Dukungan kepada pasangan yang kuat di Jambi bisa memberikan PDIP leverage dalam negosiasi politik yang lebih besar, atau setidaknya menjaga hubungan baik dengan pemimpin daerah yang berpengaruh.
Ini menunjukkan bahwa PDIP tidak hanya mempertimbangkan kepentingan lokal, tetapi juga bagaimana keputusan mereka bisa berdampak pada posisi mereka di tingkat nasional.

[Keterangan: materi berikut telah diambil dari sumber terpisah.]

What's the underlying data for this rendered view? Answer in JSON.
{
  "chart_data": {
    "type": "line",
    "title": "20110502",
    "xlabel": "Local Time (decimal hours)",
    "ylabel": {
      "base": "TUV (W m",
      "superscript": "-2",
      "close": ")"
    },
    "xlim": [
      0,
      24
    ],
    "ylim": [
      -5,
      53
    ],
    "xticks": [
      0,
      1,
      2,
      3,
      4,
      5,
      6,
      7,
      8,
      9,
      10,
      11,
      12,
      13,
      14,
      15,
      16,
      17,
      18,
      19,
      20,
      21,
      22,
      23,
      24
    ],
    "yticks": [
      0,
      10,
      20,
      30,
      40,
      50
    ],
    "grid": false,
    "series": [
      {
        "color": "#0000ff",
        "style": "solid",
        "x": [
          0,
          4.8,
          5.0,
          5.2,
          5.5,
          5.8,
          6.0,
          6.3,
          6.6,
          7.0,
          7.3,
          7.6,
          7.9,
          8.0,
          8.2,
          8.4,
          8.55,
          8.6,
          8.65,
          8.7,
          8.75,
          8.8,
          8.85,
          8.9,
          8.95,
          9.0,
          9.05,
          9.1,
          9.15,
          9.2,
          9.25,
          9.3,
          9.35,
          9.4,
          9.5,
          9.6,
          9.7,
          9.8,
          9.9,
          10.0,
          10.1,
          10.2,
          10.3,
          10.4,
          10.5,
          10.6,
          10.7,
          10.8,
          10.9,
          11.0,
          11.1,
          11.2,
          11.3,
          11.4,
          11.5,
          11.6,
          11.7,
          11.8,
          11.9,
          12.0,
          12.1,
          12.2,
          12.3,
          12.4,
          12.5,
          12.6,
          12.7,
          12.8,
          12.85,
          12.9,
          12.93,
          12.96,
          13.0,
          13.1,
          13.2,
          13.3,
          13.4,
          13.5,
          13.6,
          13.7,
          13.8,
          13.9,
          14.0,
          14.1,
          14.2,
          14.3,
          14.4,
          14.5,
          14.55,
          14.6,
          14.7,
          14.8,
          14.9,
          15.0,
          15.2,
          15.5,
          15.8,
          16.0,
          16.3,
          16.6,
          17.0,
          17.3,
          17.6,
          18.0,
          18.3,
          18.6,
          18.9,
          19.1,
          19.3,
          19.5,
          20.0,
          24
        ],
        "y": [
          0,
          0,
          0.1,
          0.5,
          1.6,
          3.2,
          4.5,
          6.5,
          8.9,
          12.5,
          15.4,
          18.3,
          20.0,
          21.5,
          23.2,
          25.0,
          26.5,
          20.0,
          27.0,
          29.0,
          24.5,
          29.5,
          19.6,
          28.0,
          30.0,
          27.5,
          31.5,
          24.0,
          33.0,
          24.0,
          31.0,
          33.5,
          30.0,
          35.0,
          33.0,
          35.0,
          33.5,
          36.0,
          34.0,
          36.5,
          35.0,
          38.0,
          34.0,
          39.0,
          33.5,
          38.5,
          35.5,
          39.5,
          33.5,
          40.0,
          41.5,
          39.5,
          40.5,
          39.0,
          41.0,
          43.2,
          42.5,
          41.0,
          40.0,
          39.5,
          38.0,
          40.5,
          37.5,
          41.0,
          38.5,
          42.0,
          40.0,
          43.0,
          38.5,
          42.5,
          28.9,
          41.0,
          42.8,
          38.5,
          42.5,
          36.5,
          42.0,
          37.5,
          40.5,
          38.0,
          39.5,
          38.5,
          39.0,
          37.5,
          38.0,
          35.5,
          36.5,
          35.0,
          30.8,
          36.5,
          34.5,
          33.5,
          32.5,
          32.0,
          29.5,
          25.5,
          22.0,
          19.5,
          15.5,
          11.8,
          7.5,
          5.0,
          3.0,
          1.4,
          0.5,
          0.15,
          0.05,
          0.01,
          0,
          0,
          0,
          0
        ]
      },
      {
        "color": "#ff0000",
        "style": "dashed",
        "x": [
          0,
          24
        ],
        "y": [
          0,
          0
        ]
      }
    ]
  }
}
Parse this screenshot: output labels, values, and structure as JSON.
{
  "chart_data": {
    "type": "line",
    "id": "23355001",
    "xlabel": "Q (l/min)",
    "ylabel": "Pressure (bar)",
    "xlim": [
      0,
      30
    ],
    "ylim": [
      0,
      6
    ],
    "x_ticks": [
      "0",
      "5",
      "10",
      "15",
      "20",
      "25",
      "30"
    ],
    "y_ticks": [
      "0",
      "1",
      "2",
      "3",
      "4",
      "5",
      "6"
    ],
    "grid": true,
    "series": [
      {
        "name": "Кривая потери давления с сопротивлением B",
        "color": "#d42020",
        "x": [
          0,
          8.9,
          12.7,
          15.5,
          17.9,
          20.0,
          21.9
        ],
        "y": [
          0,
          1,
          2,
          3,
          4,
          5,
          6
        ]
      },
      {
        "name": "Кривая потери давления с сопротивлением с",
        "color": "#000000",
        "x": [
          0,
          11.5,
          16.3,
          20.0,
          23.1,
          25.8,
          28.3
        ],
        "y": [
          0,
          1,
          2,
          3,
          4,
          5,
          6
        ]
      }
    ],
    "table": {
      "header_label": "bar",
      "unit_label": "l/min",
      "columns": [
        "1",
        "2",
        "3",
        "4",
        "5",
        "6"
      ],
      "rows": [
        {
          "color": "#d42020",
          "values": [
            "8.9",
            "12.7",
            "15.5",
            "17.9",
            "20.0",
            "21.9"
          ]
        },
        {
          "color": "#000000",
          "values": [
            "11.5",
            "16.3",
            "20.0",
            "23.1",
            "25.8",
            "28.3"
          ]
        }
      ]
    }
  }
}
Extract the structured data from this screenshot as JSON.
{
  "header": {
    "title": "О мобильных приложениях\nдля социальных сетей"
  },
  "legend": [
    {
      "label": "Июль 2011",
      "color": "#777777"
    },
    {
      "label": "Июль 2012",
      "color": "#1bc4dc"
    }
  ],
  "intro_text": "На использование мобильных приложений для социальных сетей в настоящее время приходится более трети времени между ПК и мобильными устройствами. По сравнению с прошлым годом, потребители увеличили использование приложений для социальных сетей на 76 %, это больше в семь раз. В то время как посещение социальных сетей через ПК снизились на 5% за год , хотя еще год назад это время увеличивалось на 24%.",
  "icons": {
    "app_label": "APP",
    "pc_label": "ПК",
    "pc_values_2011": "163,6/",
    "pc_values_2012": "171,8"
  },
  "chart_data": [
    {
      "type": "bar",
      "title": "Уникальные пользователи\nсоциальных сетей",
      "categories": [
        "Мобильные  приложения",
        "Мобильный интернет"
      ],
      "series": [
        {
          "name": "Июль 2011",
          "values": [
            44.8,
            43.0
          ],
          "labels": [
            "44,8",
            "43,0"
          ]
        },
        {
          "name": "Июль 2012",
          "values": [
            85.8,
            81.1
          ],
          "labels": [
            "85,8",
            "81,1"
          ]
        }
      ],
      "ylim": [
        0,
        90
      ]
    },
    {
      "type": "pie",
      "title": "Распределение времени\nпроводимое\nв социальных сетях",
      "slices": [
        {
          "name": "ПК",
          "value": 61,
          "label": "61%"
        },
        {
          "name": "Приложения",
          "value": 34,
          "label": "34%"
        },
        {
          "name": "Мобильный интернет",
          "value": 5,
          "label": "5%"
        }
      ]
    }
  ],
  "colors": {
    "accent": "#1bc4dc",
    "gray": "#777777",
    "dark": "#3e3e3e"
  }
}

Secara keseluruhan, perbedaan strategi ini menegaskan bahwa dalam politik, tidak ada pendekatan yang seragam untuk semua situasi. Setiap keputusan diambil dengan mempertimbangkan berbagai faktor, termasuk dinamika lokal, kekuatan koalisi, dan tujuan jangka panjang. Fleksibilitas dan kemampuan beradaptasi menjadi kunci bagi PDIP untuk tetap relevan dan berpengaruh di berbagai konteks politik. Dengan menavigasi lanskap politik Indonesia yang sangat beragam, PDIP harus menyesuaikan pendekatannya berdasarkan kondisi lokal, kepentingan strategis, serta kebutuhan untuk menjaga keseimbangan antara pragmatisme politik dan komitmen ideologis. (*)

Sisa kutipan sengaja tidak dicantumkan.